I was unable to hold myself together enough to speak. Had I spoken, I would have talked about ties.
I’ve been thinking a lot about ties lately (I do mean neck ties). During my dad’s time as both a pastor and an engineer, he wore a lot of ties. I remember as a little girl I used to love looking through my dad’s ties. For Father’s Day one year, my sister and I took this fabric that was green and white checked with big lady bugs on it and sewed it onto an old tie that my dad had. He wore it to church that Father’s Day Sunday, and almost every Father’s Day after. He even wore it on Father’s Days after we grew up and moved out. I wish that one of those years we had taken a picture of dad in his Father’s Day tie.

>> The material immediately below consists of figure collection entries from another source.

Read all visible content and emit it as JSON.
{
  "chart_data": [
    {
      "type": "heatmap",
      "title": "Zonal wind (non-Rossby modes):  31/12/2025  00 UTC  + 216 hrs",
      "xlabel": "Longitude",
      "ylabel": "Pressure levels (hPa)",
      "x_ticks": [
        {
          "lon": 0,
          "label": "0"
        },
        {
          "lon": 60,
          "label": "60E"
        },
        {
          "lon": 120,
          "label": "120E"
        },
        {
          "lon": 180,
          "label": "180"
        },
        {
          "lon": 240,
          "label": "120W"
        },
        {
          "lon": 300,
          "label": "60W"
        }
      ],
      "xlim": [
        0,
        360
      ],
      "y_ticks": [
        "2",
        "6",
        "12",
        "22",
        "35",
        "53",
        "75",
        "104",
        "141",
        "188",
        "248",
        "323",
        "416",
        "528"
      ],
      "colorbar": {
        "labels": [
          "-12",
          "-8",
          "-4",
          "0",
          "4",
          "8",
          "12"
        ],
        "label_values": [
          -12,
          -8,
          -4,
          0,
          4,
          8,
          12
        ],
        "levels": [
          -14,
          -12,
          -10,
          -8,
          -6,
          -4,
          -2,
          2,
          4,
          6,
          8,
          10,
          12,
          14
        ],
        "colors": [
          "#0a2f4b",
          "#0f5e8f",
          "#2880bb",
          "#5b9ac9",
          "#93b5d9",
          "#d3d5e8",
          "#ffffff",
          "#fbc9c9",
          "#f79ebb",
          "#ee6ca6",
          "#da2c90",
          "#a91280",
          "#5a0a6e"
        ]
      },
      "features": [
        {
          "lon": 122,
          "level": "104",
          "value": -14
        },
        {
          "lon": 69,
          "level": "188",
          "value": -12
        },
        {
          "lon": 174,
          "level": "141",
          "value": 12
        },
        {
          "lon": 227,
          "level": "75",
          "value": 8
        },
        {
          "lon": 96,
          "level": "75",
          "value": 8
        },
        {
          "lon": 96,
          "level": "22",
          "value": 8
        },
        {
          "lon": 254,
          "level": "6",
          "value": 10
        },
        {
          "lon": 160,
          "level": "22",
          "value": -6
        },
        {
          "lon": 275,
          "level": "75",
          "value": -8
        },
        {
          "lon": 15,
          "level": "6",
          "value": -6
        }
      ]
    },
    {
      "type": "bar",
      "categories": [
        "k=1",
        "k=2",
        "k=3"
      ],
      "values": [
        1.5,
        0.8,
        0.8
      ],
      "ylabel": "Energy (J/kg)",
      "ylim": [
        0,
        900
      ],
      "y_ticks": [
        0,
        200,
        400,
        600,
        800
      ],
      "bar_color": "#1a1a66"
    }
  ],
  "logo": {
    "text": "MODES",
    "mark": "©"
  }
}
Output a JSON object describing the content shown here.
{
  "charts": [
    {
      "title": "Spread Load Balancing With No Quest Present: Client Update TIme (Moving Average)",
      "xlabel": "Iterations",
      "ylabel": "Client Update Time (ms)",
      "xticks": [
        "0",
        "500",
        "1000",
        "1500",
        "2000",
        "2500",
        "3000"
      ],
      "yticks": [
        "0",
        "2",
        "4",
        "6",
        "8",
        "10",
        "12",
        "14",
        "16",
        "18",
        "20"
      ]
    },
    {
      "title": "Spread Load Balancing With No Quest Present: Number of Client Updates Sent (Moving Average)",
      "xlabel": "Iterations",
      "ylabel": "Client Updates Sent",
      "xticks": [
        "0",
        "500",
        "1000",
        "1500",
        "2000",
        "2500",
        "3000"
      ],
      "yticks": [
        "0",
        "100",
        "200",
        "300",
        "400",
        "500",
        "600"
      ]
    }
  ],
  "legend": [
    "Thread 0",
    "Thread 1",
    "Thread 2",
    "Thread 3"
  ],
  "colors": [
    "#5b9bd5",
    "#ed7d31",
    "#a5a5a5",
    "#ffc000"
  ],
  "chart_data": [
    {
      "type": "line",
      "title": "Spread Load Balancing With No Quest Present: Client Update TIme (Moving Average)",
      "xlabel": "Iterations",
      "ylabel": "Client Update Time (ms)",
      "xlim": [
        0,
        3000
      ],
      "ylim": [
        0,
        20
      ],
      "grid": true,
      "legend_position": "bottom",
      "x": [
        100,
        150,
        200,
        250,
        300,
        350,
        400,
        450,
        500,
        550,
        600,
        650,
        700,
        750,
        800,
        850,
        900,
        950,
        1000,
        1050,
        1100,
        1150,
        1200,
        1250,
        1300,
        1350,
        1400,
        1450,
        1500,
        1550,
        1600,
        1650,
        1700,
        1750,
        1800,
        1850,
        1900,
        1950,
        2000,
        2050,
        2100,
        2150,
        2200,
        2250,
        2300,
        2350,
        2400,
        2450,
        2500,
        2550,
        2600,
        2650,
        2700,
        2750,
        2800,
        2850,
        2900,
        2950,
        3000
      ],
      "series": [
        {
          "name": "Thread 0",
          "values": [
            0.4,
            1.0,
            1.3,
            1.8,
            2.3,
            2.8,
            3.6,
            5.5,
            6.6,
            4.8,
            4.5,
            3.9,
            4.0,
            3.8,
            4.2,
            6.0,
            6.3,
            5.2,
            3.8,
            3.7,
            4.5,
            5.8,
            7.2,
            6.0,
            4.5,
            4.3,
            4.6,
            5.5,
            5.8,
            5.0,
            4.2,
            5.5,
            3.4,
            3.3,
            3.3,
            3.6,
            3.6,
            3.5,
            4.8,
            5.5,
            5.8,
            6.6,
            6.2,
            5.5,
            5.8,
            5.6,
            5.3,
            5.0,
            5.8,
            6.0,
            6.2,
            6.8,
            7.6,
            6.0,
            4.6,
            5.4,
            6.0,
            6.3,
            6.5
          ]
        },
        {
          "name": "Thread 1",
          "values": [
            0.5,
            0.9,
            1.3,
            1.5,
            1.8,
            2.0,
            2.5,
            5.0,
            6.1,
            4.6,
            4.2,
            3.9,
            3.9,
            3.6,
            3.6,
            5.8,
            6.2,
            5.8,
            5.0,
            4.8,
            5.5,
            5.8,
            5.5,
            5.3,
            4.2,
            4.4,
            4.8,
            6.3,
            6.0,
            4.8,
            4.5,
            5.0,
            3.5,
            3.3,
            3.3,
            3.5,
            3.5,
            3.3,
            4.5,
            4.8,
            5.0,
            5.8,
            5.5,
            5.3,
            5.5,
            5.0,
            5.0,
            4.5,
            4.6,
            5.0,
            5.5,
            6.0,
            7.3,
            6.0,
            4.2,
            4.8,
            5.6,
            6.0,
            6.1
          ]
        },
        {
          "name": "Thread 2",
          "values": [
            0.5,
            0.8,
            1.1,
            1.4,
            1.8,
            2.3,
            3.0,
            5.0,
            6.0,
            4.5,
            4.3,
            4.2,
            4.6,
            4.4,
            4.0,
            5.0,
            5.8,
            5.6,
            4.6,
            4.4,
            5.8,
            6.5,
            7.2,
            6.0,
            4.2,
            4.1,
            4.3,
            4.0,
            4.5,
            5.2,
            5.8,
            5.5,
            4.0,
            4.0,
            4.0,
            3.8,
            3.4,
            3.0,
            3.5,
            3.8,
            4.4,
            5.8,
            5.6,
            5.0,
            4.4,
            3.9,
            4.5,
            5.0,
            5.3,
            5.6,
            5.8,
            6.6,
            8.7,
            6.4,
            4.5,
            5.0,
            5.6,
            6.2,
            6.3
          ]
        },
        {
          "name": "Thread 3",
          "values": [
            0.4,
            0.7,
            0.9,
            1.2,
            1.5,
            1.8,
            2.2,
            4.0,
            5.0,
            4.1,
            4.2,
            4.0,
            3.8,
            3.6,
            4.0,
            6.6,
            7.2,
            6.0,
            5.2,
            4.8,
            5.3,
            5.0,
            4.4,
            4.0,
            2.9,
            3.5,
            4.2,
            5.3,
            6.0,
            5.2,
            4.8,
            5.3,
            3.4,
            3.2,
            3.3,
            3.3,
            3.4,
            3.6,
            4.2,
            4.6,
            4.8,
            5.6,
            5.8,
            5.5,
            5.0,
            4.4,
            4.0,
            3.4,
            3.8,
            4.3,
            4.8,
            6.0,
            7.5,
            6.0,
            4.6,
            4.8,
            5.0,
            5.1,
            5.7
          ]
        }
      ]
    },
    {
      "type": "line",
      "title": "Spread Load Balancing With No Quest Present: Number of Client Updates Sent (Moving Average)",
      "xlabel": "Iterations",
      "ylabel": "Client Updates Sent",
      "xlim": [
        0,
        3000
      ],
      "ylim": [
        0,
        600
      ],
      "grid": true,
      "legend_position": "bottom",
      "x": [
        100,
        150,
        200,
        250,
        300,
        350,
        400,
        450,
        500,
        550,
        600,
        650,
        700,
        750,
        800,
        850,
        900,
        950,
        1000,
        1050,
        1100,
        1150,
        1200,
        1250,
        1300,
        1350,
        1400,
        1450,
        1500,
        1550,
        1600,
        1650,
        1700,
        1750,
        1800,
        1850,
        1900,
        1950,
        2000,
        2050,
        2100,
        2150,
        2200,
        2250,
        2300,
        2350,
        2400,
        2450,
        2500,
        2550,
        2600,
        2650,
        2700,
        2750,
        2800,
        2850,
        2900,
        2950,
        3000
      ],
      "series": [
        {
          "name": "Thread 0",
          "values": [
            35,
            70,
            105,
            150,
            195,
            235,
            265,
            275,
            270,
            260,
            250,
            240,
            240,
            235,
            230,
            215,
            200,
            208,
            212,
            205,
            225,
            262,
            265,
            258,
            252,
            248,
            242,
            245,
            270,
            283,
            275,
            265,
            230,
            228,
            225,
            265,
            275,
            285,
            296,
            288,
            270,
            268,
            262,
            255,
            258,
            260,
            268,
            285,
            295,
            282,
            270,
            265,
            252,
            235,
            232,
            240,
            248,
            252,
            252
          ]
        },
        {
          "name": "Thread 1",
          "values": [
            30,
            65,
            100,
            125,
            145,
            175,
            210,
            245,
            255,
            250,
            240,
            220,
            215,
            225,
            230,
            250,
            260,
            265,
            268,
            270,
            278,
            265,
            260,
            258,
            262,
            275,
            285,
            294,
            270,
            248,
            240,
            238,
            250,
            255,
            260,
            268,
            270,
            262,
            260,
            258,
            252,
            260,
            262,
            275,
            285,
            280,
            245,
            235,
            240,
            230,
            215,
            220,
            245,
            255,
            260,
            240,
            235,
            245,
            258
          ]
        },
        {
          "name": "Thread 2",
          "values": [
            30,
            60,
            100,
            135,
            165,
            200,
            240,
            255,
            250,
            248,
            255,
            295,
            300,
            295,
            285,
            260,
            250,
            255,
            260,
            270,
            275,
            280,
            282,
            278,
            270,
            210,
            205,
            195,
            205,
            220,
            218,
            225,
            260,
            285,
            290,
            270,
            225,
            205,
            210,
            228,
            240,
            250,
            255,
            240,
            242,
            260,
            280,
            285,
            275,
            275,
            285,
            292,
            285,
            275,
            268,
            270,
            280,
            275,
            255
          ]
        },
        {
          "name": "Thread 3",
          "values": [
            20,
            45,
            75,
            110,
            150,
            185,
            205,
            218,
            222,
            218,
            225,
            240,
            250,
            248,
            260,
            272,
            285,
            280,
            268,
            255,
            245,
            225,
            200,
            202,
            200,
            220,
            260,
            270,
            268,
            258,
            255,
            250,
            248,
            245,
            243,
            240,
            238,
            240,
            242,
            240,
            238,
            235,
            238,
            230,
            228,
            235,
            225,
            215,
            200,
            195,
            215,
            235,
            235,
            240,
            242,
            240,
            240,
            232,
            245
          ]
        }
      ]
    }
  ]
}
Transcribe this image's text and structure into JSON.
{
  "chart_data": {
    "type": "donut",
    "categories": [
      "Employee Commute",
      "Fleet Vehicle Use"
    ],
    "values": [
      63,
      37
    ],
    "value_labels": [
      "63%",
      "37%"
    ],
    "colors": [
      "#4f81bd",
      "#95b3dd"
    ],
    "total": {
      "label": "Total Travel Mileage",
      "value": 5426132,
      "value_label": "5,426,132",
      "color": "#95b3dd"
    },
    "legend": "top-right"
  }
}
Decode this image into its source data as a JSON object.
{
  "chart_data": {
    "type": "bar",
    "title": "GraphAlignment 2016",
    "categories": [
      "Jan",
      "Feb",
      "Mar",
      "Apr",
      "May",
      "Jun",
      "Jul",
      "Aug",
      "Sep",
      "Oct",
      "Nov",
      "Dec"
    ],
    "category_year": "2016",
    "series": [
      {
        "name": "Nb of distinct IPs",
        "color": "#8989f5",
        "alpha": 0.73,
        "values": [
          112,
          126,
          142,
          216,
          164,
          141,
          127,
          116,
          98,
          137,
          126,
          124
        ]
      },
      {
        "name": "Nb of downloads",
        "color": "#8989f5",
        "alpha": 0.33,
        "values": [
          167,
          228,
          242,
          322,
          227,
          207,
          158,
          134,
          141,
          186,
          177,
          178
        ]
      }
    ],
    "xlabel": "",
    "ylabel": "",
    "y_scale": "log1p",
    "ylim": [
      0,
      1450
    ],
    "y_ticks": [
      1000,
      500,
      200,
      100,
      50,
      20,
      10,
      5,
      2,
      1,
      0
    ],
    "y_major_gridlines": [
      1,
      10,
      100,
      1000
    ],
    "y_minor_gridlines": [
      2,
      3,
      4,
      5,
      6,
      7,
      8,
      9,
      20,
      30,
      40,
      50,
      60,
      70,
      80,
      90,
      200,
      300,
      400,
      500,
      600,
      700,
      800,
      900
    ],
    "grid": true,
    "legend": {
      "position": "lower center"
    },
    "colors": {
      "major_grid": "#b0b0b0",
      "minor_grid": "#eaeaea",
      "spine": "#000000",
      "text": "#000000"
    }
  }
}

One Sunday, when I was in middle school, dad was preaching and had gotten extremely animated about one of his main points. His tie had turned backwards so that the tail and tag were facing out. Our family discretely motioned for him to fix his tie. Those motions must not have been clear enough, because he smoothed his tie instead of flipping it back over. By the end of his sermon, his backward-facing tie was laying very nice and straight.
While I was growing up, dad had expressed several times how cool he thought it would be to own a real bow tie and tie it himself. For his 50th birthday this year, I wanted to get him something special. So I bought him a very classy black bow tie and looked up the instructions on how to tie one for him on YouTube. A week or so after his birthday, I received an email from my dad with several in-progress photos of him tying the bow tie. One of my cousins shared on Facebook recently that he remembered my dad as a man who when he wanted to do something, he learned how. That was how dad was with the bow tie (and many other things in his life).
Dad went to a great deal of trouble to tie that bow tie and wear it when he walked me down the aisle and when he danced with me at my wedding.
It’s the little stuff that sticks with you, the stuff that can’t be captured in an obituary.